Suite à la conférence de Berlin en 1884, une colonisation de l’Afrique a eu lieu. En 1889, la France cède le contrôle du fleuve Gambie au Royaume-Uni et c’est à ce moment que les frontières actuelles de la Gambie se sont dessinées. En 1965, la Gambie est devenue indépendante du Royaume-Uni et cinq ans plus tard, une nouvelle constitution, approuvée par référendum en avril 1970, a transformé la nation en une république (Clark, 2020).
Le fleuve Gambie est la principale voie navigable du pays. Il part de la Guinée et traverse le Sénégal et la Gambie (Secrétariat, Commonwealth, 2020). Le fleuve Gambie est l’une des plus belles voies navigables d’Afrique et le seul fleuve d’Afrique occidentale qui soit facilement accessible au transport maritime.

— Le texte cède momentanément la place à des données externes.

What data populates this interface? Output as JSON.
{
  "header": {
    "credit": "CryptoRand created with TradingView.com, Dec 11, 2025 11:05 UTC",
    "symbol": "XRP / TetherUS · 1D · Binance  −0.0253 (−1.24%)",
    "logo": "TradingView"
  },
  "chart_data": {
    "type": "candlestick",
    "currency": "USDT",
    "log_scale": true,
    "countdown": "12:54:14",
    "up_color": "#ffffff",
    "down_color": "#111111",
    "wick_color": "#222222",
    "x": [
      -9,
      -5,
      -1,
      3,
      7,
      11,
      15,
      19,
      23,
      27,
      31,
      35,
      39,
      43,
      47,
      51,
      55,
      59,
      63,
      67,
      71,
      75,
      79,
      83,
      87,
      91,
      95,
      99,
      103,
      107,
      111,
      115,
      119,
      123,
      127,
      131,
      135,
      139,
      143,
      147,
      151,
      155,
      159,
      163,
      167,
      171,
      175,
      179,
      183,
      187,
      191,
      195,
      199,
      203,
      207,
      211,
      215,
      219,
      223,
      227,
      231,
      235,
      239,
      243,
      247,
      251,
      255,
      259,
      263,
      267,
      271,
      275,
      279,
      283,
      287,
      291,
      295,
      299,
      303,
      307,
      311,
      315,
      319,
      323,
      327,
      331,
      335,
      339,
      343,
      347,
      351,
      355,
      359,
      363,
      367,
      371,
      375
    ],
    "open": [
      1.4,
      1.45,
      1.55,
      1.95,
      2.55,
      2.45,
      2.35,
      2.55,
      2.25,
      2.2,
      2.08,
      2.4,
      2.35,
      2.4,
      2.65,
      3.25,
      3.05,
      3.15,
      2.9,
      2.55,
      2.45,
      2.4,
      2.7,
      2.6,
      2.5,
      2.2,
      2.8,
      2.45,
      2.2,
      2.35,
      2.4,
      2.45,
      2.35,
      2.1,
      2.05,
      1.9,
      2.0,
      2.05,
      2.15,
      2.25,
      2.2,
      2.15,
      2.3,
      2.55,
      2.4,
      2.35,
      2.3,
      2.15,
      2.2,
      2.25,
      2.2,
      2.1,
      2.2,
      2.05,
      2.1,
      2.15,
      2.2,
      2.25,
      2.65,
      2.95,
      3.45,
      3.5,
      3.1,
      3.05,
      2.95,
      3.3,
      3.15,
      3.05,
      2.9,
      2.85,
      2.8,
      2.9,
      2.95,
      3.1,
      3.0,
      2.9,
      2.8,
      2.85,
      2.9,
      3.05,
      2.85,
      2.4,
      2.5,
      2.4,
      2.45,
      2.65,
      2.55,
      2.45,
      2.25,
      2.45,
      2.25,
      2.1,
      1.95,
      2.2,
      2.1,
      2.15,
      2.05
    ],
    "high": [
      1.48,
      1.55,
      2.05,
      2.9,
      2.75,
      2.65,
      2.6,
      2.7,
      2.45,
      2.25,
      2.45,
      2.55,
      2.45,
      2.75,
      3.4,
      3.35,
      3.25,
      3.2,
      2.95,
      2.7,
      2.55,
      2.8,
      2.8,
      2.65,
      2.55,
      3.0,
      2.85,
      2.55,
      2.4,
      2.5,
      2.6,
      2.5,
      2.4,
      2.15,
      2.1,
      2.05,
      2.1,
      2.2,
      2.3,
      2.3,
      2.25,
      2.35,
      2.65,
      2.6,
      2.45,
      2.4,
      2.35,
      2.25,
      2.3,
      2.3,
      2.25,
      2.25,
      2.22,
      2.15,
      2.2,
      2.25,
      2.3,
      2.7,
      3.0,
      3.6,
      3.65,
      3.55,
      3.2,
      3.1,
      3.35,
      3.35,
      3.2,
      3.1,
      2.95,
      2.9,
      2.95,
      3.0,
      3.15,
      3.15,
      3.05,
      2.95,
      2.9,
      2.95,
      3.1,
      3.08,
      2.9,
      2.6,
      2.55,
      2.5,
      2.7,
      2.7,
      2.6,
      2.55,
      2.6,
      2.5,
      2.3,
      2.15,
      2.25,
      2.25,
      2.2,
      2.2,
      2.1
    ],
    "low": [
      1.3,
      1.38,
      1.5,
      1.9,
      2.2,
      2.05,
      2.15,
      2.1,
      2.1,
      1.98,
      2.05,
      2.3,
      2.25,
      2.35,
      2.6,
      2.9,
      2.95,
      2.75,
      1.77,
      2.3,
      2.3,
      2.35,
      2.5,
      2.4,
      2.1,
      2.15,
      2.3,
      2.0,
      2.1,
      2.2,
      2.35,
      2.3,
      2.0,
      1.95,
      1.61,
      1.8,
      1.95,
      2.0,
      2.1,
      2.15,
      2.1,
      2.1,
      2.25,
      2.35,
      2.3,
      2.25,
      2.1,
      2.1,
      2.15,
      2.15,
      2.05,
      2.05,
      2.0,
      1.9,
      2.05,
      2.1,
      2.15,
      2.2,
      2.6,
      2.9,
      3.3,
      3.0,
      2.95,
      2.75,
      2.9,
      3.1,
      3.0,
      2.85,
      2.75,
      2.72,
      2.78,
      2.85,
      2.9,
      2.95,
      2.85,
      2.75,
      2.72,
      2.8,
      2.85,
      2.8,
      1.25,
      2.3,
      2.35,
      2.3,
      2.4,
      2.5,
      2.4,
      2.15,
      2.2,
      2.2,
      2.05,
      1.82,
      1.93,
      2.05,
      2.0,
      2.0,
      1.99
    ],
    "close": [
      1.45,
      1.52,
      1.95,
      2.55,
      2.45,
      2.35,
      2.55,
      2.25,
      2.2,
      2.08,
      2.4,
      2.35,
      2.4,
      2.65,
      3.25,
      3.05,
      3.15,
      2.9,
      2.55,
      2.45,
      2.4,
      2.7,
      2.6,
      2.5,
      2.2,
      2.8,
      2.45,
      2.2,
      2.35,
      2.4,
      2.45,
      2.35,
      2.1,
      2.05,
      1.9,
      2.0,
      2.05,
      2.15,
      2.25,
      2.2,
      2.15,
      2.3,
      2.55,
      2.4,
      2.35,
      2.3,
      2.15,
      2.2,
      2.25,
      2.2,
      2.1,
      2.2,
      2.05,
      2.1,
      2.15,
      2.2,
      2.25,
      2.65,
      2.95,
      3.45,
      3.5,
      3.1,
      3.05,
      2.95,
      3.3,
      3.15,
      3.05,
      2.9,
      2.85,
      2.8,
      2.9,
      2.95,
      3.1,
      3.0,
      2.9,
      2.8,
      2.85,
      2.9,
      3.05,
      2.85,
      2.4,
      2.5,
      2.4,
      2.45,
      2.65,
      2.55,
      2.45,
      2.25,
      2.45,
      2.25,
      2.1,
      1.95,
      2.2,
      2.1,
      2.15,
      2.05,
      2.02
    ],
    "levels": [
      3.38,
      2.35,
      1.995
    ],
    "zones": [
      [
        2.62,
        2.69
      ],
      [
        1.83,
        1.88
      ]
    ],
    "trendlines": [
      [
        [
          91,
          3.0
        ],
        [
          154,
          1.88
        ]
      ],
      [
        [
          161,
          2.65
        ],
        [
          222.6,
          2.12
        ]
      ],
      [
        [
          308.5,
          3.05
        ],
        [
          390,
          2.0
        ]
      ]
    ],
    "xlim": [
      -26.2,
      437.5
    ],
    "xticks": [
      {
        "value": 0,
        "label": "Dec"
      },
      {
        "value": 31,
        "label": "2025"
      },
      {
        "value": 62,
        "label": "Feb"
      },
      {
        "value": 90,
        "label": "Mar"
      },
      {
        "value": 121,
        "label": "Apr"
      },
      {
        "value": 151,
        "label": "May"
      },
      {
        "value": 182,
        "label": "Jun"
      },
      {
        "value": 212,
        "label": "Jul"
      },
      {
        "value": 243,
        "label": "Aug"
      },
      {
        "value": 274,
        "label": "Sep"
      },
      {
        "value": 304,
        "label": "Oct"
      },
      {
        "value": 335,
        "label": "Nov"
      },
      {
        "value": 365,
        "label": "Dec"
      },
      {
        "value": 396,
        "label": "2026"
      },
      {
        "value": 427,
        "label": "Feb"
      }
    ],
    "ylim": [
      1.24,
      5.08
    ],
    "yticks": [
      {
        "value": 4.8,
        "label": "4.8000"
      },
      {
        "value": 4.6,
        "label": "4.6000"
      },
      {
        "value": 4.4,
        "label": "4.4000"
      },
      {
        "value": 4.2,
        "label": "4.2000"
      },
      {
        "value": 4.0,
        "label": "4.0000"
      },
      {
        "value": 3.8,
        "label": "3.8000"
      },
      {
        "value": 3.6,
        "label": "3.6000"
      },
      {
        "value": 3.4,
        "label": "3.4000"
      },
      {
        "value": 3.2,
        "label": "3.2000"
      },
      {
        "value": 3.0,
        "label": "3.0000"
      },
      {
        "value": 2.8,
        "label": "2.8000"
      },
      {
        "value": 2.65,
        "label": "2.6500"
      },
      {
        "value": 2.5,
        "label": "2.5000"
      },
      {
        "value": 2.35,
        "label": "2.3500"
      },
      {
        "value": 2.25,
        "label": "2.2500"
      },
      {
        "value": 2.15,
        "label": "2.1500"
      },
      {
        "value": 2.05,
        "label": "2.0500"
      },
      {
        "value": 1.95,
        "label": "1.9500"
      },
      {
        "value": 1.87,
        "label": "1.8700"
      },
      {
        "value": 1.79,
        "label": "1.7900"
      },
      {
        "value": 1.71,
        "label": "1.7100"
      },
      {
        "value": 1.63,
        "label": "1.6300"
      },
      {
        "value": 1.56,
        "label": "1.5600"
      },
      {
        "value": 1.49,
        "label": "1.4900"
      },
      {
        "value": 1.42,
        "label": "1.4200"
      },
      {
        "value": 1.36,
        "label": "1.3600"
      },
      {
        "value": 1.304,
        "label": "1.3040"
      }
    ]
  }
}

Il forme un facteur d’unification pour l’État indépendant de Gambie, qui consiste en une étroite bande de terre le long des deux rives du fleuve.
Statut des droits de l’enfants [1]
La Gambie a ratifié la CNUDE1989 le 8 aout 1990 (HCDH, 2020). La Gambie a aussi ratifié les principaux traités internationaux visant à protéger le bien-être des enfants et à sauvegarder leurs droits ; à savoir les Protocoles facultatifs sur la vente d’enfants, la prostitution des enfants et la pornographie infantile (ratifié le 8 avril 2010) ainsi que sur l’implication des enfants dans les conflits armés (ratifié le 27 septembre 2019) (HCDH, 2020).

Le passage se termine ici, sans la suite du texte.